Several students began a #SaveMHCLanguages campaign, which aimed to bring attention to the discontinuation of both the Russian and German language programs. “I think there was a lot of outrage because it felt that the school was hoping to keep this very quiet; it was done at a department tea, and for that year it was not advertised that the school was cutting the program,” Shishov said.
The campaign was certainly passionate. Dippell and Hanneghan hand-delivered letters about the importance of preserving the RES department to over 200 faculty, and several alums vowed to cease any donations to the College after the closure. Nonetheless, the decision on whether to discontinue the Russian and Eurasian studies program was put to a faculty vote on May 9, 2023. The results were split by about half, but the motion to dissolve the department won out by a slight majority.

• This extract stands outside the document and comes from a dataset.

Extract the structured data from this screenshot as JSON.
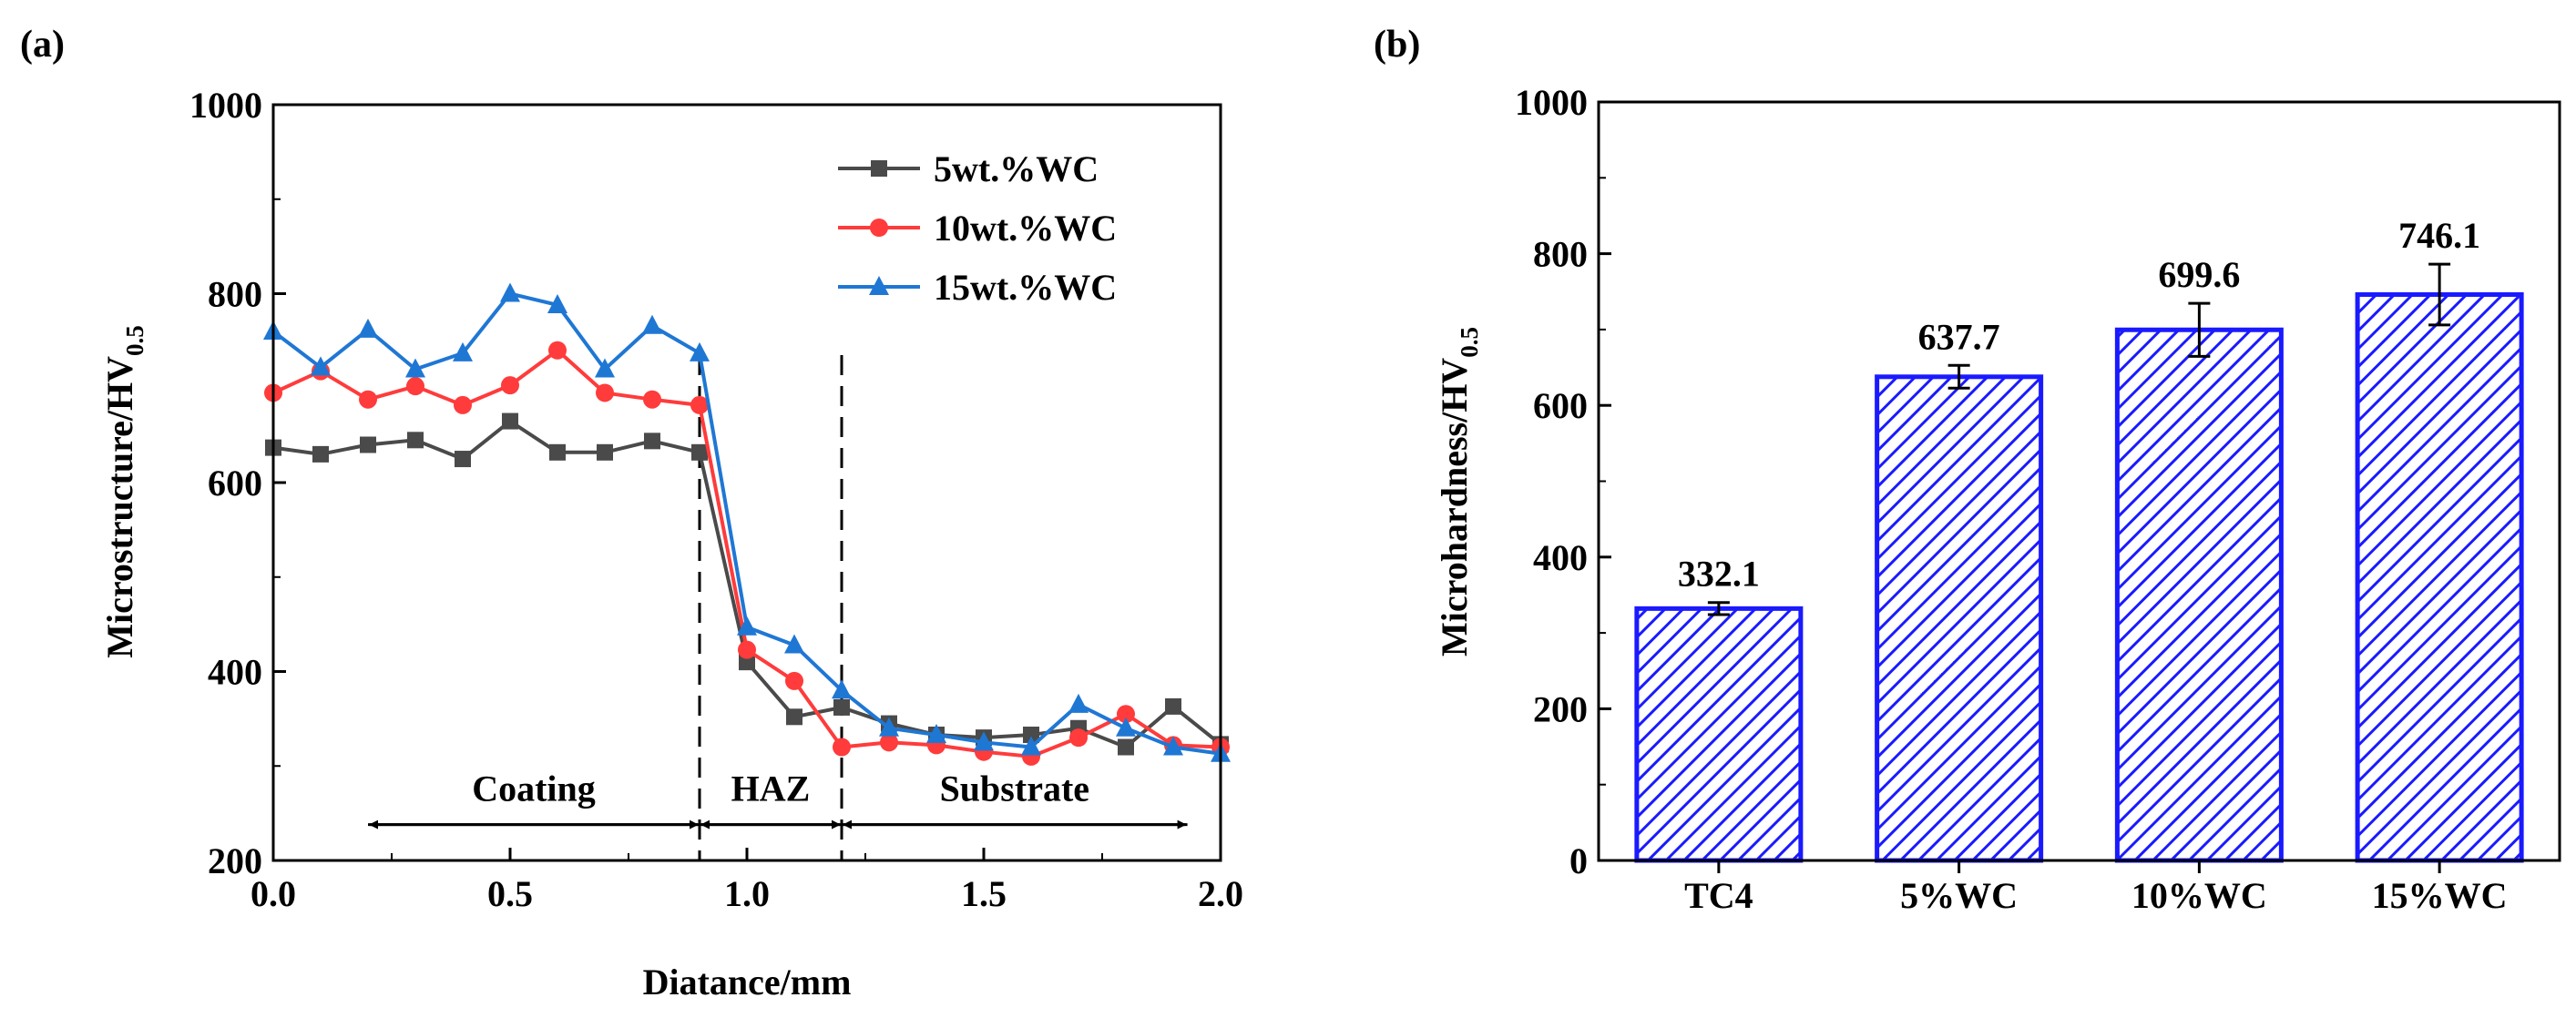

The College’s decision to axe the Russian and Eurasian studies department followed a slew of similar cuts to language programs over the past ten to fifteen years. The closure of a Russian and Eurasian department will result in the discontinuation of any classes specifically centered around Russian literature and history, while Russian language instruction is already not being offered in spring 2026.
If Brooks loses his position at the College, it will bring about sadness for many. “He was the best professor I’ve had in my life, for him to no longer be teaching in the [Five College Consortium] would be an immense loss,” Hanneghan said.
While the closure is definite, Shishov said that she hoped students will show enthusiasm for Russian and Eurasian programming at Mount Holyoke in its last remaining year, whether it is events through the Eurasian & Eastern European Cultures Club, or by taking part in the last few courses offered by RES next semester.
“The biggest thing I want is that the [College] feels …that the department cannot be dissolved,” Shishov said. “Daniel Brooks cannot lose his job in such a demeaning and unceremonious way.”
Shannon Bazir ’27 contributed fact-checking.